POLICE - Des unités de quartier vont voir le jour à Lille, Roubaix et Tourcoing...
«S ça arrive un jour, tant mieux. Mais on attend de voir…» A la mairie de Tourcoing, on a appris à être prudent avec les mesures gouvernementales. Encore plus quand elles concernent la police. L’annonce récente de la création de trois unités territoriales de quartier (Uteq) à Lille, Roubaix et Tourcoing n’a donc pas soulevé un enthousiasme démesuré dans la métropole.
D’autant plus que ces brigades spécialisées dans la lutte contre les violences urbaines seront composées à effectifs constants. «Il n’y aura pas d’embauche, nous a prévenu la Préfecture. Les forces de l’ordre déjà existantes seront mutualisées.» Exit donc les 70 policiers supplémentaires que réclame Michel-François Delannoy, le maire (PS) de Tourcoing. Tout comme les 400 agents qu’il manque à Lille, selon Martine Aubry.

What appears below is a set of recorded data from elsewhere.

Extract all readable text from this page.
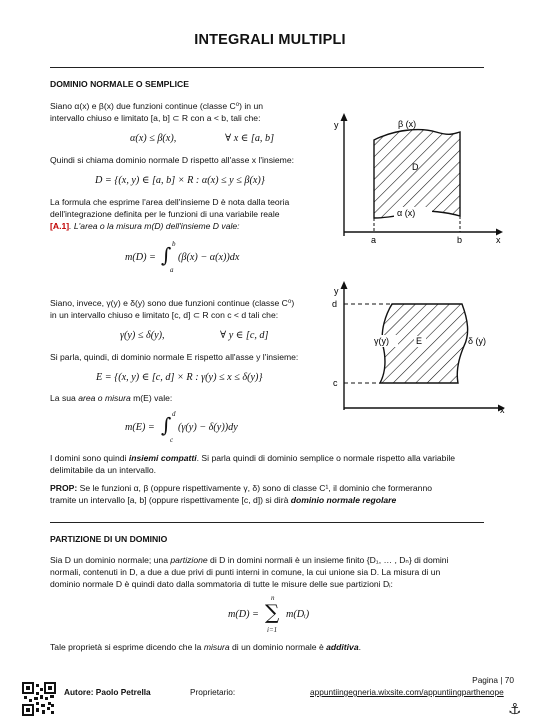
INTEGRALI MULTIPLI
DOMINIO NORMALE O SEMPLICE
Siano α(x) e β(x) due funzioni continue (classe C⁰) in un
intervallo chiuso e limitato [a, b] ⊂ R con a < b, tali che:
α(x) ≤ β(x),	∀ x ∈ [a, b]
Quindi si chiama dominio normale D rispetto all'asse x l'insieme:
D = {(x, y) ∈ [a, b] × R : α(x) ≤ y ≤ β(x)}
La formula che esprime l'area dell'insieme D è nota dalla teoria
dell'integrazione definita per le funzioni di una variabile reale
[A.1]. L'area o la misura m(D) dell'insieme D vale:
m(D) = ∫ b
a
(β(x) − α(x))dx
y
x
a	b
β (x)
α (x)
D
Siano, invece, γ(y) e δ(y) sono due funzioni continue (classe C⁰)
in un intervallo chiuso e limitato [c, d] ⊂ R con c < d tali che:
γ(y) ≤ δ(y),	∀ y ∈ [c, d]
Si parla, quindi, di dominio normale E rispetto all'asse y l'insieme:
E = {(x, y) ∈ [c, d] × R : γ(y) ≤ x ≤ δ(y)}
La sua area o misura m(E) vale:
m(E) = ∫ d
c
(γ(y) − δ(y))dy
y
x
d
c
γ(y)	δ (y)
E
I domini sono quindi insiemi compatti. Si parla quindi di dominio semplice o normale rispetto alla variabile
delimitabile da un intervallo.
PROP: Se le funzioni α, β (oppure rispettivamente γ, δ) sono di classe C¹, il dominio che formeranno
tramite un intervallo [a, b] (oppure rispettivamente [c, d]) si dirà dominio normale regolare
PARTIZIONE DI UN DOMINIO
Sia D un dominio normale; una partizione di D in domini normali è un insieme finito {D₁, … , Dₙ} di domini
normali, contenuti in D, a due a due privi di punti interni in comune, la cui unione sia D. La misura di un
dominio normale D è quindi dato dalla sommatoria di tutte le misure delle sue partizioni Dᵢ:
m(D) =
n
∑
i=1
m(Dᵢ)
Tale proprietà si esprime dicendo che la misura di un dominio normale è additiva.
Pagina | 70
Autore: Paolo Petrella	Proprietario:	appuntiingegneria.wixsite.com/appuntiingparthenope
⚓
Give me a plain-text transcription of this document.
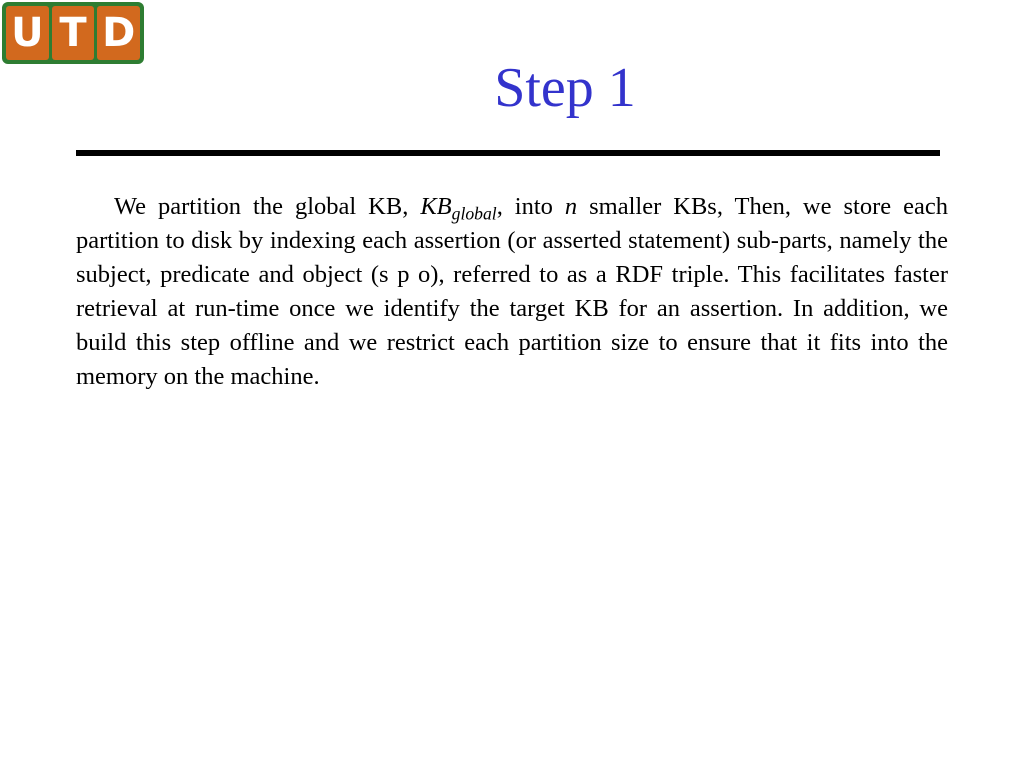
U T D
Step 1

We partition the global KB, $KB_{global}$, into n smaller KBs, Then, we store each partition to disk by indexing each assertion (or asserted statement) sub-parts, namely the subject, predicate and object (s p o), referred to as a RDF triple. This facilitates faster retrieval at run-time once we identify the target KB for an assertion. In addition, we build this step offline and we restrict each partition size to ensure that it fits into the memory on the machine.
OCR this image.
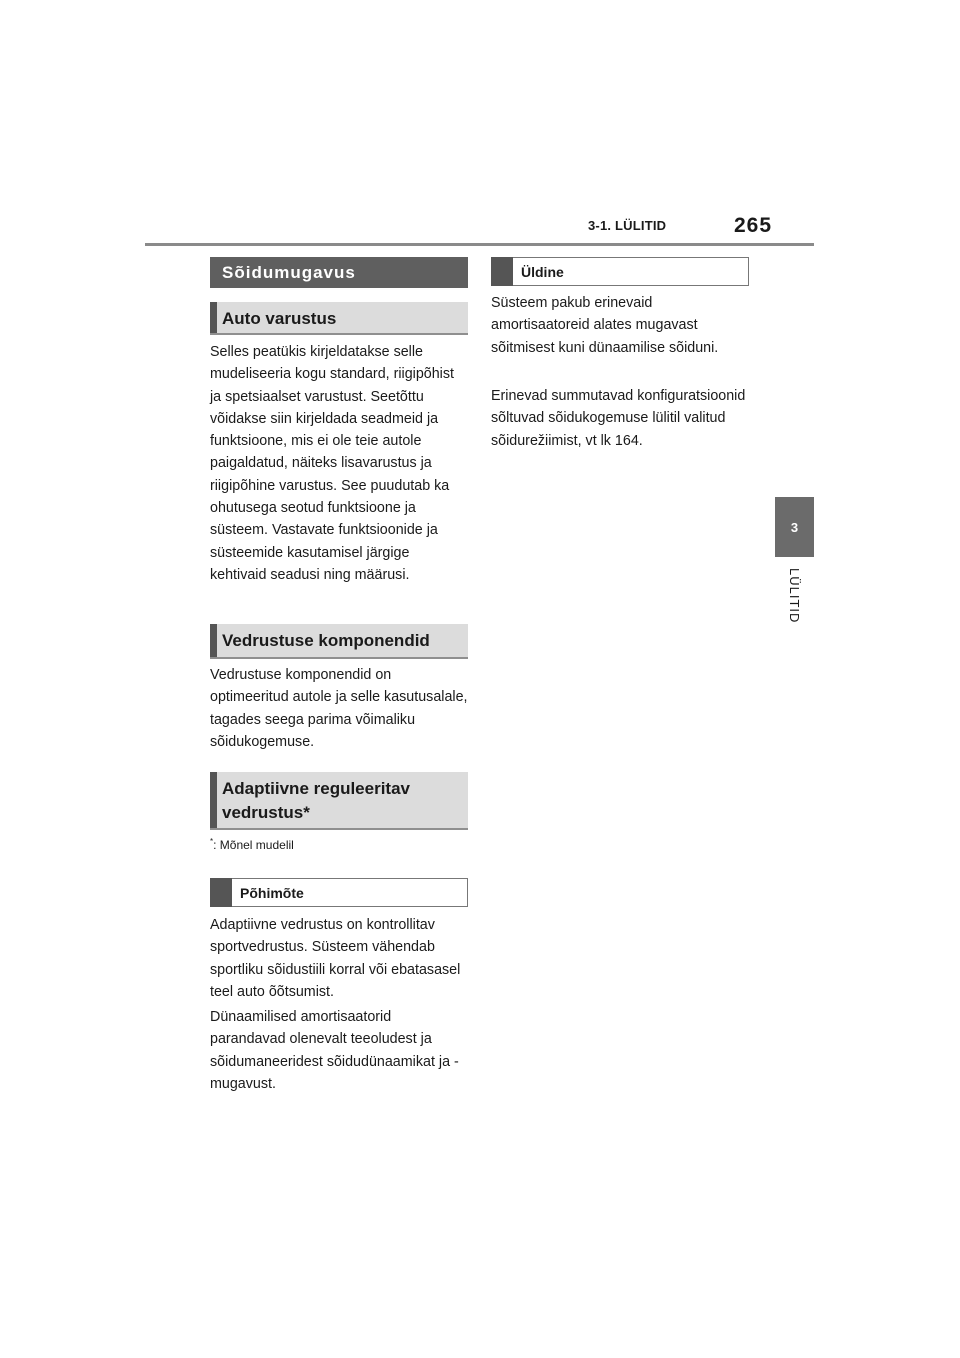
3-1. LÜLITID	265
3
LÜLITID
Sõidumugavus
Auto varustus

Selles peatükis kirjeldatakse selle mudeliseeria kogu standard, riigipõhist ja spetsiaalset varustust. Seetõttu võidakse siin kirjeldada seadmeid ja funktsioone, mis ei ole teie autole paigaldatud, näiteks lisavarustus ja riigipõhine varustus. See puudutab ka ohutusega seotud funktsioone ja süsteem. Vastavate funktsioonide ja süsteemide kasutamisel järgige kehtivaid seadusi ning määrusi.

Vedrustuse komponendid

Vedrustuse komponendid on optimeeritud autole ja selle kasutusalale, tagades seega parima võimaliku sõidukogemuse.

Adaptiivne reguleeritav vedrustus*
*: Mõnel mudelil
Põhimõte

Adaptiivne vedrustus on kontrollitav sportvedrustus. Süsteem vähendab sportliku sõidustiili korral või ebatasasel teel auto õõtsumist.

Dünaamilised amortisaatorid parandavad olenevalt teeoludest ja sõidumaneeridest sõidudünaamikat ja -mugavust.

Üldine

Süsteem pakub erinevaid amortisaatoreid alates mugavast sõitmisest kuni dünaamilise sõiduni.

Erinevad summutavad konfiguratsioonid sõltuvad sõidukogemuse lülitil valitud sõidurežiimist, vt lk 164.
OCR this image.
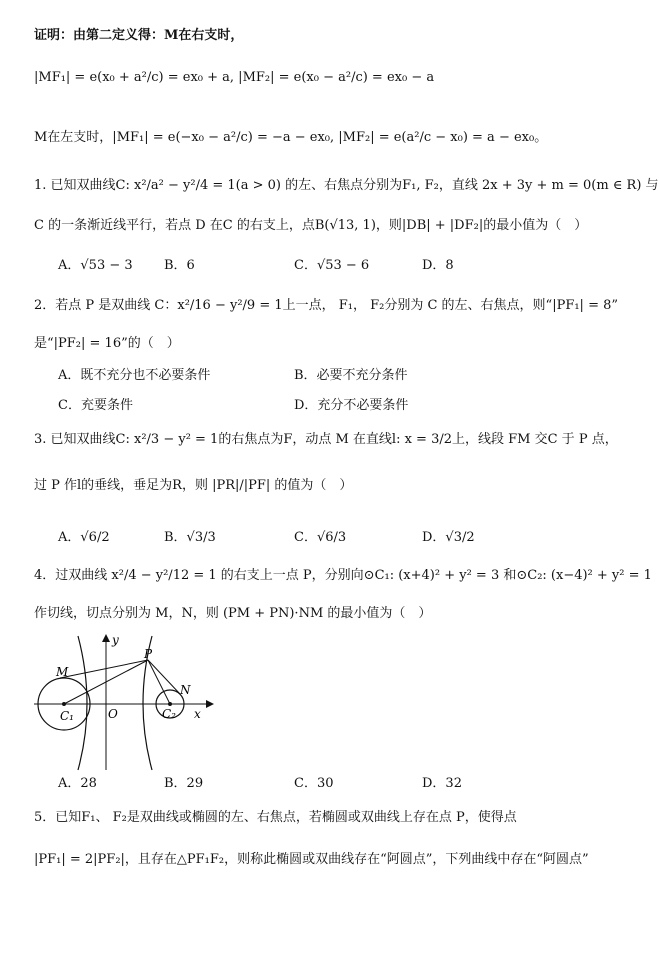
证明：由第二定义得：M在右支时，
|MF₁| = e(x₀ + a²/c) = ex₀ + a, |MF₂| = e(x₀ − a²/c) = ex₀ − a
M在左支时，|MF₁| = e(−x₀ − a²/c) = −a − ex₀, |MF₂| = e(a²/c − x₀) = a − ex₀。
1. 已知双曲线C: x²/a² − y²/4 = 1(a > 0) 的左、右焦点分别为F₁, F₂，直线 2x + 3y + m = 0(m ∈ R) 与
C 的一条渐近线平行，若点 D 在C 的右支上，点B(√13, 1)，则|DB| + |DF₂|的最小值为（　）
A．√53 − 3 B．6	C．√53 − 6	D．8
2．若点 P 是双曲线 C：x²/16 − y²/9 = 1上一点， F₁， F₂分别为 C 的左、右焦点，则“|PF₁| = 8”
是“|PF₂| = 16”的（　）
A．既不充分也不必要条件	B．必要不充分条件
C．充要条件	D．充分不必要条件
3. 已知双曲线C: x²/3 − y² = 1的右焦点为F，动点 M 在直线l: x = 3/2上，线段 FM 交C 于 P 点，
过 P 作l的垂线，垂足为R，则 |PR|/|PF| 的值为（　）
A．√6/2	B．√3/3	C．√6/3	D．√3/2
4．过双曲线 x²/4 − y²/12 = 1 的右支上一点 P，分别向⊙C₁: (x+4)² + y² = 3 和⊙C₂: (x−4)² + y² = 1
作切线，切点分别为 M，N，则 (PM + PN)·NM 的最小值为（　）
y
x
O
M
P
N
C₁	C₂
A．28	B．29	C．30	D．32
5．已知F₁、 F₂是双曲线或椭圆的左、右焦点，若椭圆或双曲线上存在点 P，使得点
|PF₁| = 2|PF₂|，且存在△PF₁F₂，则称此椭圆或双曲线存在“阿圆点”，下列曲线中存在“阿圆点”
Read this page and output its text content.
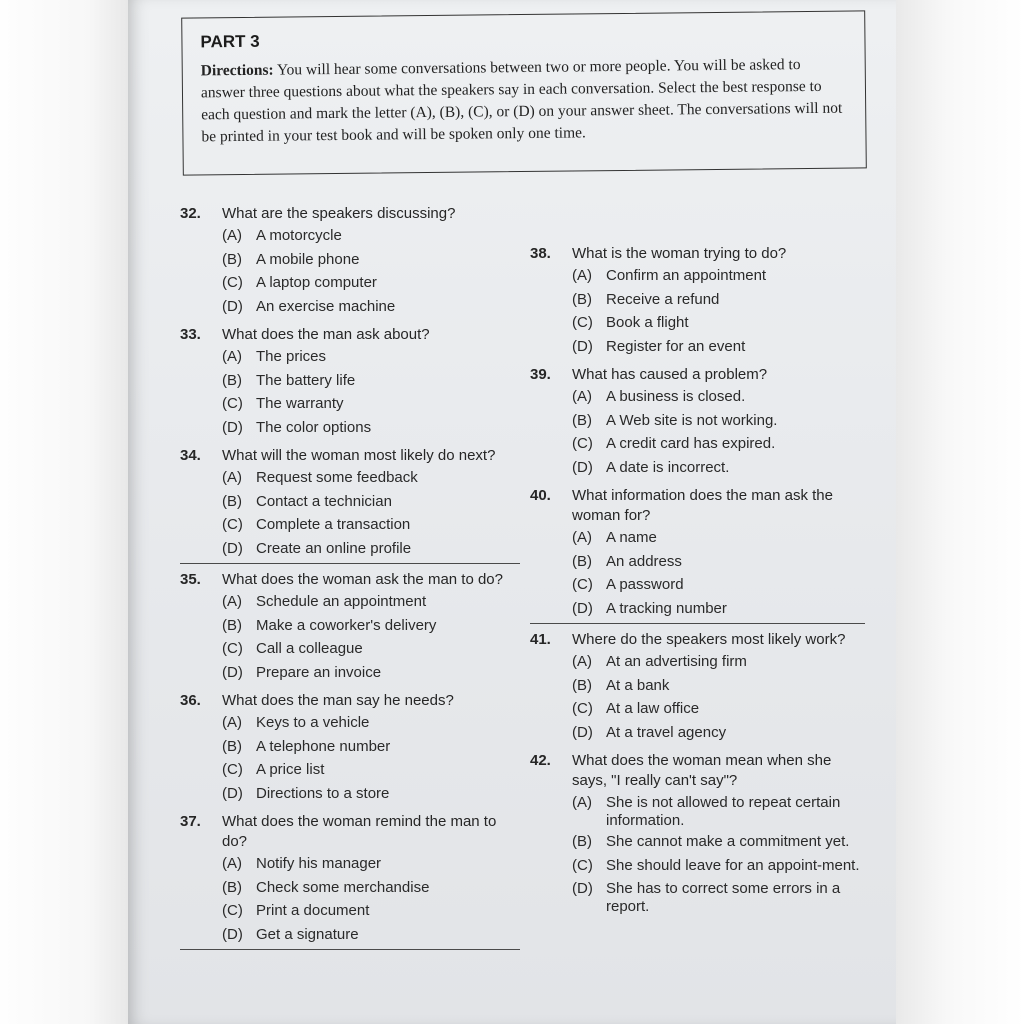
PART 3

Directions: You will hear some conversations between two or more people. You will be asked to answer three questions about what the speakers say in each conversation. Select the best response to each question and mark the letter (A), (B), (C), or (D) on your answer sheet. The conversations will not be printed in your test book and will be spoken only one time.

32.	What are the speakers discussing?
(A) A motorcycle
(B) A mobile phone
(C) A laptop computer
(D) An exercise machine
33.	What does the man ask about?
(A) The prices
(B) The battery life
(C) The warranty
(D) The color options
34.	What will the woman most likely do next?
(A) Request some feedback
(B) Contact a technician
(C) Complete a transaction
(D) Create an online profile
35.	What does the woman ask the man to do?
(A) Schedule an appointment
(B) Make a coworker's delivery
(C) Call a colleague
(D) Prepare an invoice
36.	What does the man say he needs?
(A) Keys to a vehicle
(B) A telephone number
(C) A price list
(D) Directions to a store
37.	What does the woman remind the man to do?
(A) Notify his manager
(B) Check some merchandise
(C) Print a document
(D) Get a signature
38.	What is the woman trying to do?
(A) Confirm an appointment
(B) Receive a refund
(C) Book a flight
(D) Register for an event
39.	What has caused a problem?
(A) A business is closed.
(B) A Web site is not working.
(C) A credit card has expired.
(D) A date is incorrect.
40.	What information does the man ask the woman for?
(A) A name
(B) An address
(C) A password
(D) A tracking number
41.	Where do the speakers most likely work?
(A) At an advertising firm
(B) At a bank
(C) At a law office
(D) At a travel agency
42.	What does the woman mean when she says, "I really can't say"?
(A) She is not allowed to repeat certain information.
(B) She cannot make a commitment yet.
(C) She should leave for an appoint-ment.
(D) She has to correct some errors in a report.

Lille-Sud servie en premier
La maire de Lille sera pourtant la première servie. D’ici à juin, c’est à Lille-Sud que verra le jour la première Uteq de la métropole. Roubaix et Tourcoing devront, elles patienter, un an de plus. A Roubaix, cela devrait être aux Trois-Ponts. A Tourcoing, au Pont-Rompu. «On aimerait bien évoquer le choix du quartier avec la police, poursuit le cabinet du maire de Tourcoing. Il faut que ce soit cohérent avec le projet de ville.» Et surtout avec les brigades de police municipale que Tourcoing est en train d’installer dans chaque quartier pour favoriser la prévention. Pas de souci de ce côté là. Pour Michèle Alliot-Marie, les Uteq auront pour mission «d’affirmer une autorité sereine et ferme de l’Etat dans les endroits les plus sensibles».